Bevan v. Comstock

137 A. 696 | R.I. | 1927

The action is trespass for assault and battery. After a jury trial and verdict for plaintiff, on defendant's motion the trial justice granted a new trial. To this the plaintiff took exception and the case is in this court on his bill of exceptions.

This is the third successive verdict for plaintiff in the three trials of the case. After each trial, on motion of defendant, a new trial was directed by the trial justice presiding. At the first trial, in February, 1923, defendant pleaded the general issue and specially in justification. After verdict against him, defendant, for the first time, on his motion for a new trial, brought to the attention of the court the fact that defendant at the time of the trial was a minor and no guardian ad litem had been appointed to defend him.
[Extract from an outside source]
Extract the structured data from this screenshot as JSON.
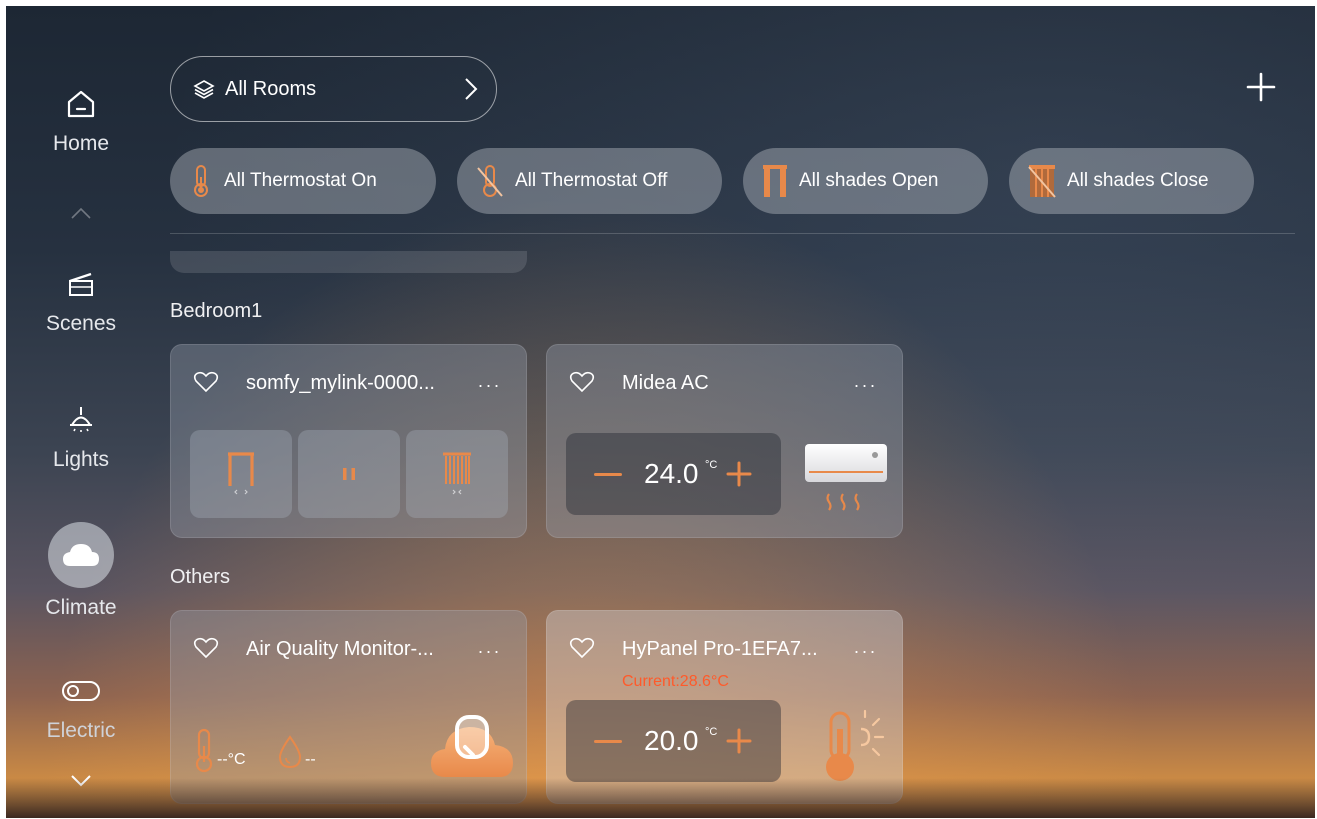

In his rescript the trial justice stated that he disapproved of defendant's conduct in permitting the trial to proceed without disclosing his infancy to the court but that under the law, although reluctantly, he was constrained to grant a new trial. After the second trial and verdict for plaintiff, in May, 1925, the trial justice stated that he granted a new trial because there was considerable question in his mind whether plaintiff received his injuries in the manner and at the place he asserted. The third trial was in October, 1926. The trial justice in granting a new trial stated that he believed plaintiff was intoxicated and did not know what he was doing on the night of the alleged assault, and that "his story did not carry conviction."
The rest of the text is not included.